Les démarches à engager pour les sinistrés audois
Étape 1 : déclarer le sinistre dans le délai de 30 jours
La première démarche, et la plus urgente, consiste à déclarer le sinistre auprès de votre assureur dans le délai légal de 30 jours à compter de la publication de l’arrêté au Journal officiel. Pour les 54 communes reconnues par l’arrêté du 13 février 2026, ce délai court à partir du 27 février 2026. Passé ce délai, l’assureur est en droit de refuser la prise en charge.
La déclaration doit mentionner la nature du sinistre (inondation et/ou coulée de boue), la date de survenance des dommages, la description des biens endommagés et, si possible, une première estimation des dégâts. Il est recommandé d’adresser cette déclaration par lettre recommandée avec accusé de réception, en joignant une copie de l’arrêté de catastrophe naturelle.

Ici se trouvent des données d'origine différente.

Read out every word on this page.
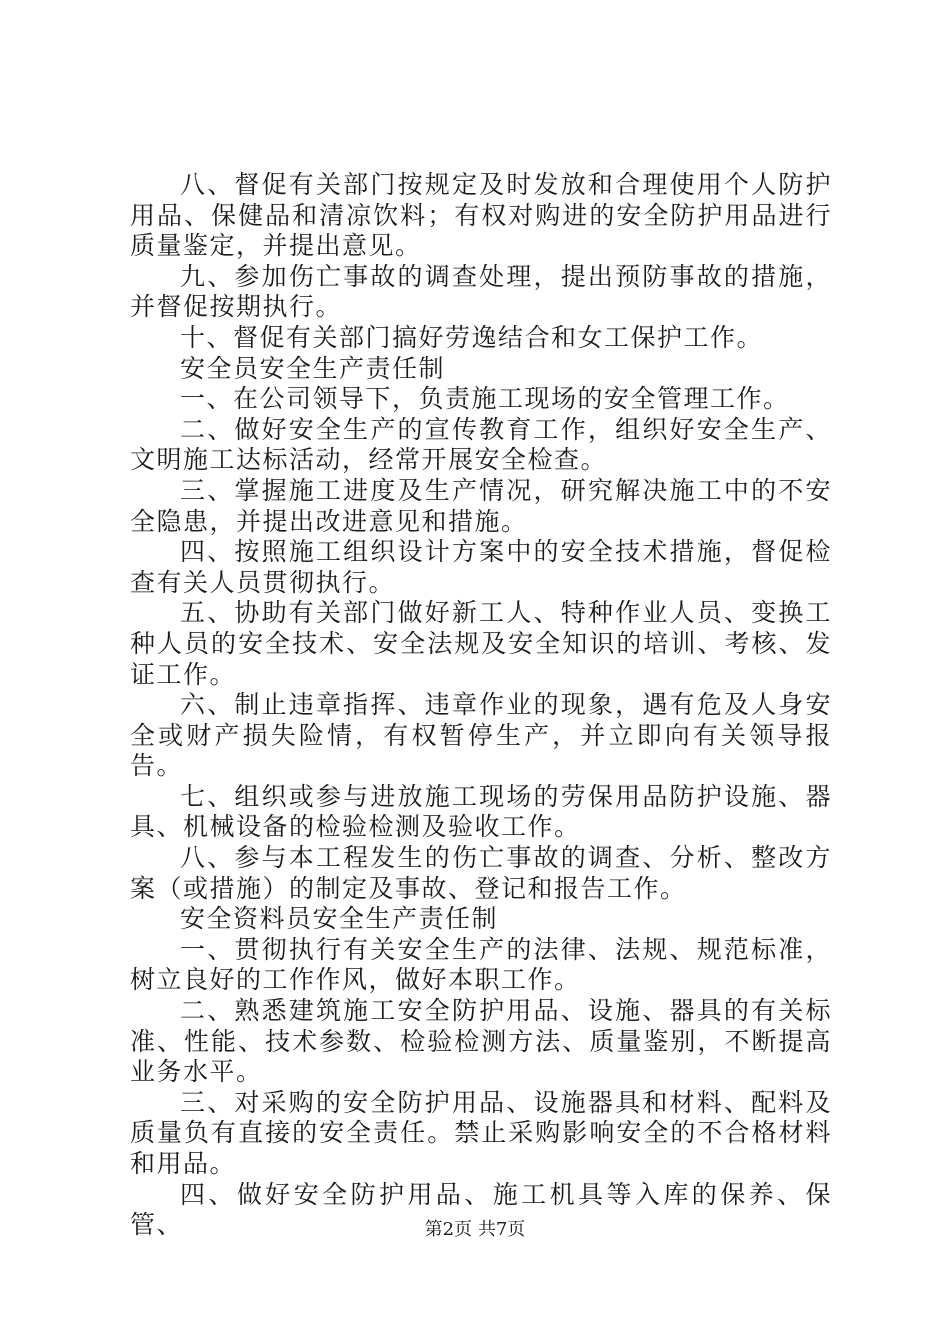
八、督促有关部门按规定及时发放和合理使用个人防护用品、保健品和清凉饮料；有权对购进的安全防护用品进行质量鉴定，并提出意见。

九、参加伤亡事故的调查处理，提出预防事故的措施，并督促按期执行。

十、督促有关部门搞好劳逸结合和女工保护工作。

安全员安全生产责任制

一、在公司领导下，负责施工现场的安全管理工作。

二、做好安全生产的宣传教育工作，组织好安全生产、文明施工达标活动，经常开展安全检查。

三、掌握施工进度及生产情况，研究解决施工中的不安全隐患，并提出改进意见和措施。

四、按照施工组织设计方案中的安全技术措施，督促检查有关人员贯彻执行。

五、协助有关部门做好新工人、特种作业人员、变换工种人员的安全技术、安全法规及安全知识的培训、考核、发证工作。

六、制止违章指挥、违章作业的现象，遇有危及人身安全或财产损失险情，有权暂停生产，并立即向有关领导报告。

七、组织或参与进放施工现场的劳保用品防护设施、器具、机械设备的检验检测及验收工作。

八、参与本工程发生的伤亡事故的调查、分析、整改方案（或措施）的制定及事故、登记和报告工作。

安全资料员安全生产责任制

一、贯彻执行有关安全生产的法律、法规、规范标准，树立良好的工作作风，做好本职工作。

二、熟悉建筑施工安全防护用品、设施、器具的有关标准、性能、技术参数、检验检测方法、质量鉴别，不断提高业务水平。

三、对采购的安全防护用品、设施器具和材料、配料及质量负有直接的安全责任。禁止采购影响安全的不合格材料和用品。

四、做好安全防护用品、施工机具等入库的保养、保管、	第2页 共7页
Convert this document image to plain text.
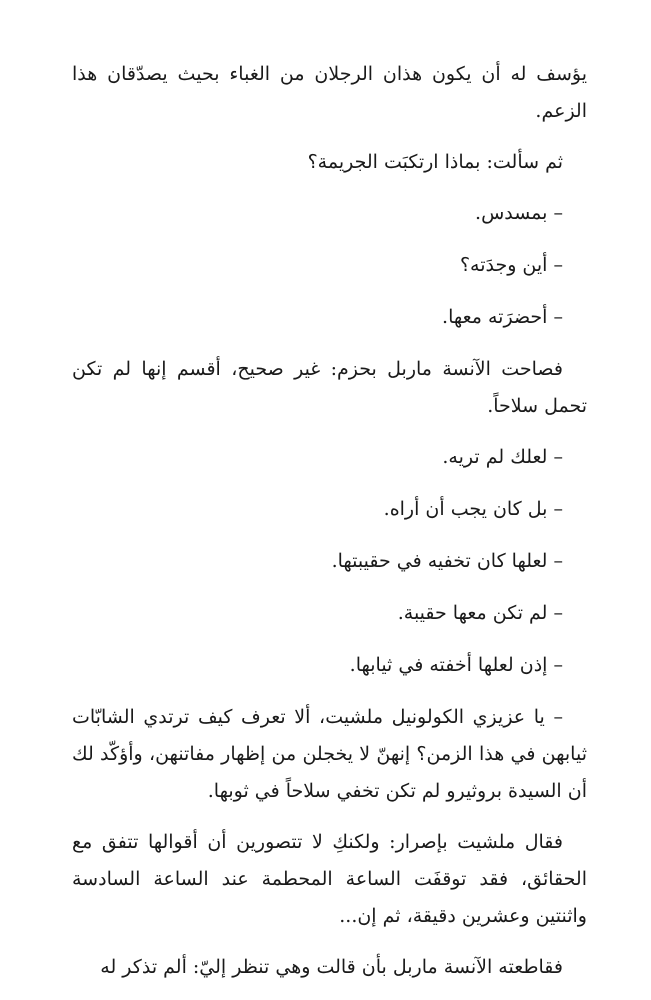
يؤسف له أن يكون هذان الرجلان من الغباء بحيث يصدّقان هذا الزعم.

ثم سألت: بماذا ارتكبَت الجريمة؟

– بمسدس.

– أين وجدَته؟

– أحضرَته معها.

فصاحت الآنسة ماربل بحزم: غير صحيح، أقسم إنها لم تكن تحمل سلاحاً.

– لعلك لم تريه.

– بل كان يجب أن أراه.

– لعلها كان تخفيه في حقيبتها.

– لم تكن معها حقيبة.

– إذن لعلها أخفته في ثيابها.

– يا عزيزي الكولونيل ملشيت، ألا تعرف كيف ترتدي الشابّات ثيابهن في هذا الزمن؟ إنهنّ لا يخجلن من إظهار مفاتنهن، وأؤكّد لك أن السيدة بروثيرو لم تكن تخفي سلاحاً في ثوبها.

فقال ملشيت بإصرار: ولكنكِ لا تتصورين أن أقوالها تتفق مع الحقائق، فقد توقفَت الساعة المحطمة عند الساعة السادسة واثنتين وعشرين دقيقة، ثم إن...

فقاطعته الآنسة ماربل بأن قالت وهي تنظر إليّ: ألم تذكر له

Étape 2 : documenter les dommages de manière exhaustive
Avant toute intervention de nettoyage ou de remise en état, il est essentiel de documenter intégralement les dommages. Cette étape est souvent sous-estimée par les sinistrés, mais elle est déterminante pour la suite du processus d’indemnisation. Voici les éléments à rassembler :
- Photographies et vidéos datées de l’ensemble des dommages (intérieurs, extérieurs, sous-sols, combles).
- Inventaire détaillé des biens endommagés ou détruits, avec si possible les factures d’achat.
- Relevé des niveaux d’eau atteints dans les différentes pièces du bâtiment.
- Traces de boue et de dépôts permettant d’attester la nature du sinistre (coulée de boue, remontée de nappe, débordement de cours d’eau).
- Constats d’huissier si possible, pour les dommages les plus importants.
Étape 3 : préparer la visite de l’expert de l’assurance
Après votre déclaration, l’assureur mandate un expert pour évaluer les dommages et chiffrer les réparations nécessaires. Cet expert d’assurance est un professionnel neutre et objectif, mais il intervient dans un cadre contraint : délais serrés, nombre élevé de dossiers à traiter après un épisode touchant 54 communes. Son évaluation constitue la base sur laquelle l’assureur calculera votre indemnisation.
C’est pourquoi de nombreux sinistrés choisissent de compléter cette expertise par un avis technique indépendant, comme le recours à un expert d’assuré. Ce complément d’expertise permet de disposer d’une évaluation technique approfondie qui peut être mise en regard de celle de l’expert mandaté par l’assurance.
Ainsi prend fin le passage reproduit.